In recent work, we compared food intake, vomiting, and diarrhea in 16 healthy cats receiving 75 mg clindamycin once daily followed 1 hour later by either placebo or 2 capsules of a synbiotic (Proviable®-DC) using a randomized, double-blinded, cross-over design with a 6-week washout period.⁷ Cats receiving the synbiotic were significantly more likely to complete treatment in period 1 (100% vs 50%) due to decreased vomiting. Cats also had significantly higher food intake while receiving the synbiotic. Interestingly, cats that received the synbiotic first had significantly less vomiting when receiving the placebo compared to cats that received the placebo first, in spite of the prolonged washout period. This finding suggests that clinical benefits of synbiotic administration persisted longer than 6 weeks after discontinuation, partially protecting cats from AAGS when they received clindamycin with placebo.
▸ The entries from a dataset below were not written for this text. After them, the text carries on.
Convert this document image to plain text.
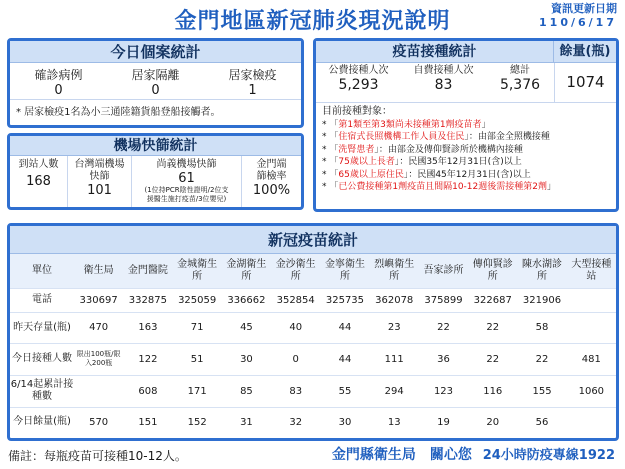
金門地區新冠肺炎現況說明
資訊更新日期
110/6/17
今日個案統計
確診病例
0
居家隔離
0
居家檢疫
1
* 居家檢疫1名為小三通陸籍貨船登船接觸者。
機場快篩統計
到站人數
168
台灣端機場
快篩
101
尚義機場快篩
61
(1位持PCR陰性證明/2位支
援醫生施打疫苗/3位嬰兒)
金門端
篩檢率
100%
疫苗接種統計	餘量(瓶)
公費接種人次
5,293
自費接種人次
83
總計
5,376	1074
目前接種對象：
* 「第1類至第3類尚未接種第1劑疫苗者」
* 「住宿式長照機構工作人員及住民」：由部金全照機接種
* 「洗腎患者」：由部金及傳仰賢診所於機構內接種
* 「75歲以上長者」：民國35年12月31日(含)以上
* 「65歲以上原住民」：民國45年12月31日(含)以上
* 「已公費接種第1劑疫苗且間隔10-12週後需接種第2劑」
新冠疫苗統計
單位	衛生局	金門醫院	金城衛生所	金湖衛生所	金沙衛生所	金寧衛生所	烈嶼衛生所	吾家診所	傳仰賢診所	陳水湖診所	大型接種站
電話	330697	332875	325059	336662	352854	325735	362078	375899	322687	321906	
昨天存量(瓶)	470	163	71	45	40	44	23	22	22	58	
今日接種人數	限出100瓶/限入200瓶	122	51	30	0	44	111	36	22	22	481
6/14起累計接種數		608	171	85	83	55	294	123	116	155	1060
今日餘量(瓶)	570	151	152	31	32	30	13	19	20	56	
備註：每瓶疫苗可接種10-12人。	金門縣衛生局　關心您 24小時防疫專線1922
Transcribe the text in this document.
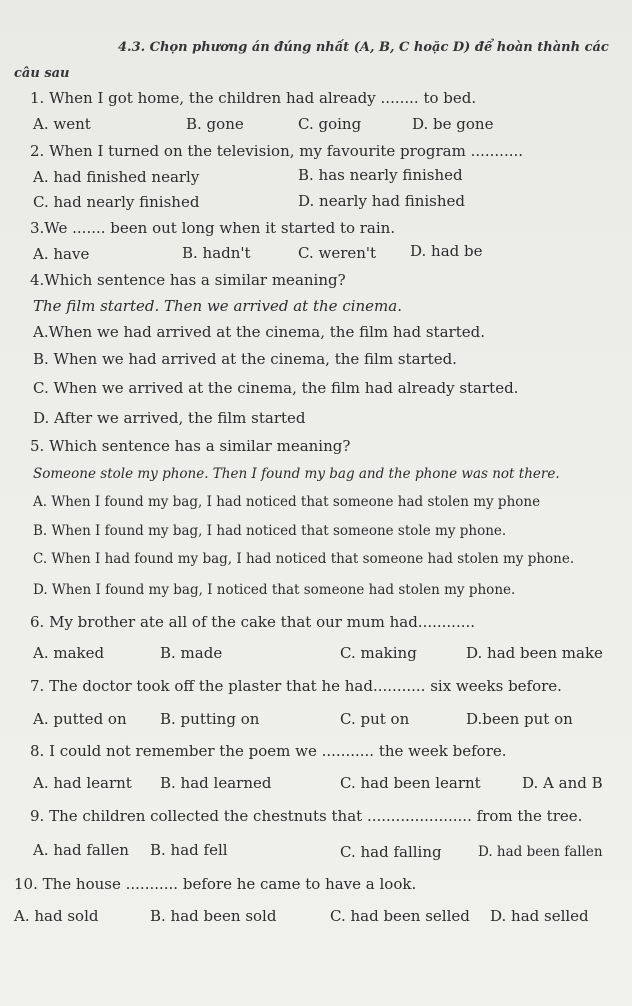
4.3. Chọn phương án đúng nhất (A, B, C hoặc D) để hoàn thành các
câu sau
1. When I got home, the children had already ........ to bed.
A. went	B. gone	C. going	D. be gone
2. When I turned on the television, my favourite program ...........
A. had finished nearly	B. has nearly finished
C. had nearly finished	D. nearly had finished
3.We ....... been out long when it started to rain.
A. have	B. hadn't	C. weren't D. had be
4.Which sentence has a similar meaning?
The film started. Then we arrived at the cinema.
A.When we had arrived at the cinema, the film had started.
B. When we had arrived at the cinema, the film started.
C. When we arrived at the cinema, the film had already started.
D. After we arrived, the film started
5. Which sentence has a similar meaning?
Someone stole my phone. Then I found my bag and the phone was not there.
A. When I found my bag, I had noticed that someone had stolen my phone
B. When I found my bag, I had noticed that someone stole my phone.
C. When I had found my bag, I had noticed that someone had stolen my phone.
D. When I found my bag, I noticed that someone had stolen my phone.
6. My brother ate all of the cake that our mum had............
A. maked	B. made	C. making	D. had been make
7. The doctor took off the plaster that he had........... six weeks before.
A. putted on B. putting on	C. put on	D.been put on
8. I could not remember the poem we ........... the week before.
A. had learnt B. had learned	C. had been learnt	D. A and B
9. The children collected the chestnuts that ...................... from the tree.
A. had fallen B. had fell	C. had falling	D. had been fallen
10. The house ........... before he came to have a look.
A. had sold	B. had been sold	C. had been selled D. had selled
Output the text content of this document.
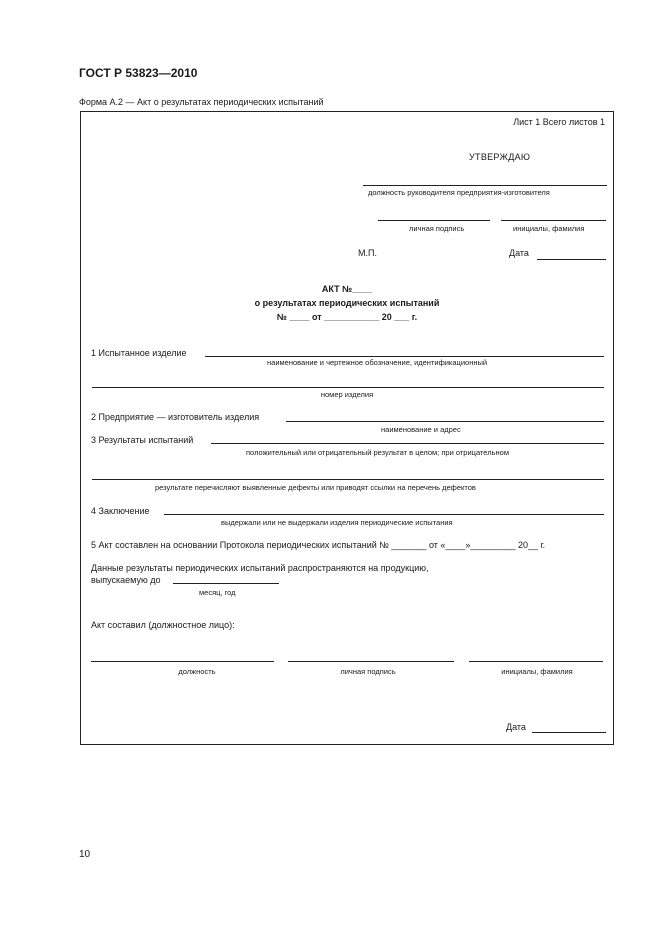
ГОСТ Р 53823—2010
Форма А.2 — Акт о результатах периодических испытаний
Лист 1 Всего листов 1
УТВЕРЖДАЮ
должность руководителя предприятия-изготовителя
личная подпись	инициалы, фамилия
М.П.	Дата
АКТ №____
о результатах периодических испытаний
№ ____ от ___________ 20 ___ г.
1 Испытанное изделие
наименование и чертежное обозначение, идентификационный
номер изделия
2 Предприятие — изготовитель изделия
наименование и адрес
3 Результаты испытаний
положительный или отрицательный результат в целом; при отрицательном
результате перечисляют выявленные дефекты или приводят ссылки на перечень дефектов
4 Заключение
выдержали или не выдержали изделия периодические испытания
5 Акт составлен на основании Протокола периодических испытаний № _______ от «____»_________ 20__ г.
Данные результаты периодических испытаний распространяются на продукцию,
выпускаемую до
месяц, год
Акт составил (должностное лицо):
должность	личная подпись	инициалы, фамилия
Дата
10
Fecal microbiome analysis is underway to determine whether these effects are due to correction of dysbiosis. 

Although data are lacking on efficacy of synbiotics for prevention of AAGS secondary to use of antibiotics other than clindamycin, it is unlikely that they would confer a negative effect. Therefore, pending further study, we recommend the use of synbiotics (or probiotics) in dogs and cats receiving antibiotics to help decrease AAGS and potentially dysbiosis. To avoid inactivation due to direct antibiotic effects, we recommend administering the synbiotic 1 to 2 hours after each dose of antibiotics.